Le régime de la République Islamique d’Iran, depuis sa fondation en 1979, a constamment mobilisé cette mémoire collective, cultivant une conscience victimaire qui peut être activée stratégiquement en cas d’agression extérieure. L’Iran a certes récemment cherché une certaine normalisation diplomatique avec l’Arabie Saoudite sous l’égide de la Chine, mais cela ne doit pas faire oublier que, pendant des décennies, Téhéran proclamait avec force « Kerbala is everywhere », vouant le Royaume Saoudien à la damnation et plaçant le martyr au cœur de son identité politique et religieuse.

Pourtant, il est essentiel de passer d’une emprise dans l’inconscient collectif qui scande « Kerbala is everywhere » à un constat lucide : « Kerbala must be nowhere », révélant ainsi que l’évocation permanente de ce martyr est un instrument conscient et délibéré de manipulation historique par la Révolution Islamique d’Iran.
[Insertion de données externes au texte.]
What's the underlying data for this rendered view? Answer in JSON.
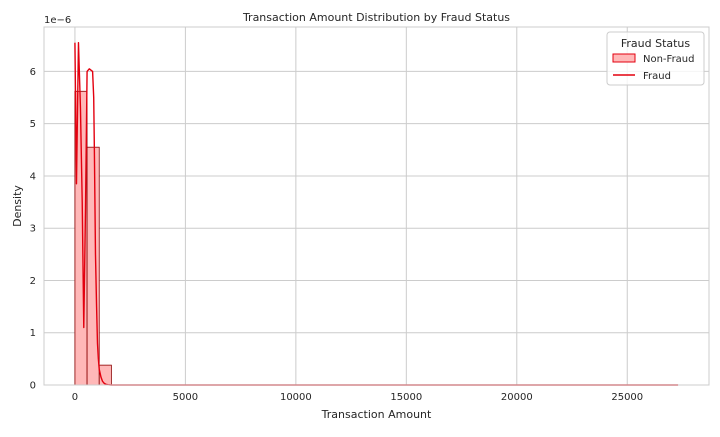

Cette dernière, tout en se rapprochant opportunément de l’Arabie Saoudite, masque son jeu par une instrumentalisation habile du conflit israélo-palestinien, espérant ainsi coaliser la Oumma (communauté musulmane mondiale). Ne lui donnons pas l’occasion de réaliser le coup parfait pour complaire aux calculs de Netanyahu, dont la stratégie est loin d’être neutre et elle aussi porte des arrière-pensées dangereuses.
Tout le monde y perdrait.

Aujourd’hui, les déclarations agressives de Donald Trump évoquant explicitement la possibilité d’éliminer physiquement le guide suprême iranien Ali Khamenei, bien que tentantes sur le plan tactique, seraient catastrophiques à long terme. Car un acte aussi brutal ne ferait qu’incarner davantage Kerbala dans le présent. La mort violente du leader spirituel suprême iranien, loin de décourager ses soutiens, risquerait de le sanctifier comme martyr, galvanisant les forces chiites bien au-delà de l’Iran, et enracinant une haine plus profonde et plus durable contre l’Occident.
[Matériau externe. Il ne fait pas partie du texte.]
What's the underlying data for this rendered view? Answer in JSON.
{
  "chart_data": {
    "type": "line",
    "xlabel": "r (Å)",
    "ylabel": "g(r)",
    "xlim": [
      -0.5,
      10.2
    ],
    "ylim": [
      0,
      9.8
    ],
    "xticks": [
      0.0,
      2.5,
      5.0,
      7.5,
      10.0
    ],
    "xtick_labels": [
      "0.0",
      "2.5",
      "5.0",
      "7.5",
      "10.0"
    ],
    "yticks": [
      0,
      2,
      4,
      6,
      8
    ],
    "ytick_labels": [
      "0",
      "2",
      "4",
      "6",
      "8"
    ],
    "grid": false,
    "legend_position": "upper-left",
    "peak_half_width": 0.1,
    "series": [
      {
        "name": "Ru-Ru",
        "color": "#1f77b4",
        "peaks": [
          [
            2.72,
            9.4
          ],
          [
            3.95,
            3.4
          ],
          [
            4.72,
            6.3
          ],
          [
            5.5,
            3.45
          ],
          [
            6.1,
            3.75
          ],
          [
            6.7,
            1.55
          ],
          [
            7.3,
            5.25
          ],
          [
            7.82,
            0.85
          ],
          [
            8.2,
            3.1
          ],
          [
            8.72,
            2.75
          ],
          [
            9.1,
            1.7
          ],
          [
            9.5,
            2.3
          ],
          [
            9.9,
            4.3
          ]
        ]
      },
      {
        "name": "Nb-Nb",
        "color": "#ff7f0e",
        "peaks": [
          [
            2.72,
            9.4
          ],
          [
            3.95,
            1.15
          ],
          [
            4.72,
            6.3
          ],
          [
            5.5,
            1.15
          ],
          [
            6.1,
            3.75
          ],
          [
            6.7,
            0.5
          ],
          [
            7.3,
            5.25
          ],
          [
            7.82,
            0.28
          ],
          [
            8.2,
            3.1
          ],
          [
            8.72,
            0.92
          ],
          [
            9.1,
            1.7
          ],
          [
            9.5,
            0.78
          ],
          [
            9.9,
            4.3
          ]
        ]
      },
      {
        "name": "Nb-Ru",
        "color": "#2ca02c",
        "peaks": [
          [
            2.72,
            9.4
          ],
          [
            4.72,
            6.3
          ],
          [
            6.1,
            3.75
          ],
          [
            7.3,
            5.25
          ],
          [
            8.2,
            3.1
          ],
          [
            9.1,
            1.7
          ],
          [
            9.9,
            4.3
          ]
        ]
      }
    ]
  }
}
L’Iran pourrait sombrer dans une instabilité politique profonde, certes, mais son idéologie de résistance et de revanche historique se répandrait, telle une onde de choc, alimentant de nouvelles générations prêtes à prolonger un conflit sans fin. La Révolution Islamique d’Iran n’hésiterait pas, même au-delà des dégâts militaires et civils qu’elle pourrait subir ou faire subir à ses ennemis, à exploiter pleinement ce potentiel martyrisant qu’elle a minutieusement cultivé.
Or, les Etats terroristes nous doivent ce service de mourir de leur plus belle mort, sans faire l’objet d’un culte ou d’une réminiscence quelconques.
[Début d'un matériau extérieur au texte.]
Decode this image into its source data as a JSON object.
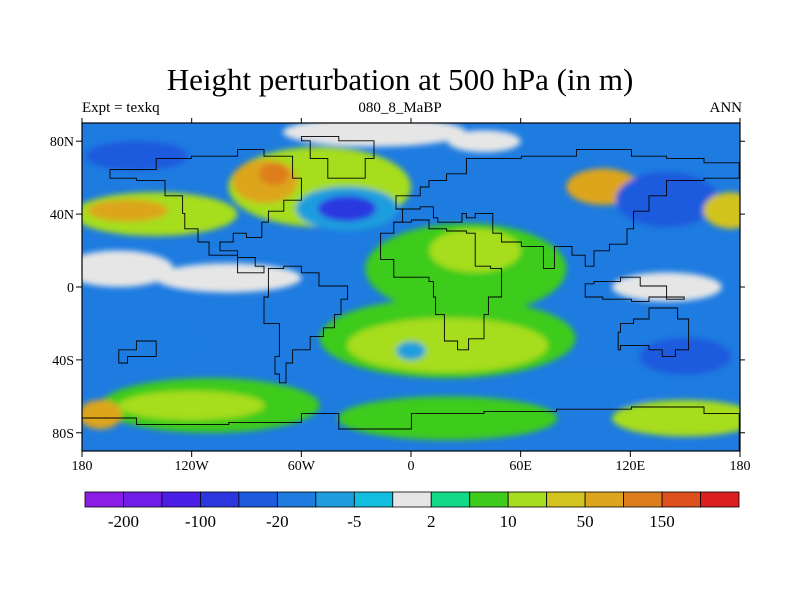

Les récentes mobilisations dans les universités occidentales, conjuguant des mouvements anticapitalistes, altermondialistes et écologistes, jusqu’à associer des figures telles que Greta Thunberg et Rima Hassan dans des happenings pro-Gaza, montrent comment l’Iran a réussi à infiltrer subtilement les imaginaires politiques et sociaux occidentaux dont l’agitation et la bordélisation ce qui ne passe pas par pertes et profits pour tout le monde puisque cela sert, au passage, les partis politiques alliés de Poutine, en leur mâchant leur rhétorique, dans la stratégie de faire éclater l’Union Européenne.

L’Occident doit donc mesurer soigneusement ses actions et ses mots. Si la neutralisation de la menace nucléaire iranienne est légitime, elle doit se faire par des stratégies plus intelligentes que le recours à la violence immédiate. Ne jouons pas inconsciemment le scénario écrit il y a plus de mille ans sur les sables de Kerbala.

Il est impératif, aujourd’hui plus que jamais, d’éviter que l’histoire du martyr ne se répète. Car une fois réveillé, le martyr ne meurt jamais. Il vit éternellement, alimentant un cycle sans fin de ressentiment et de vengeance.

Soyons vigilants. Kerbala pourrait bien résonner encore, aujourd’hui et demain, avec des conséquences incalculables pour notre monde déjà fragilisé.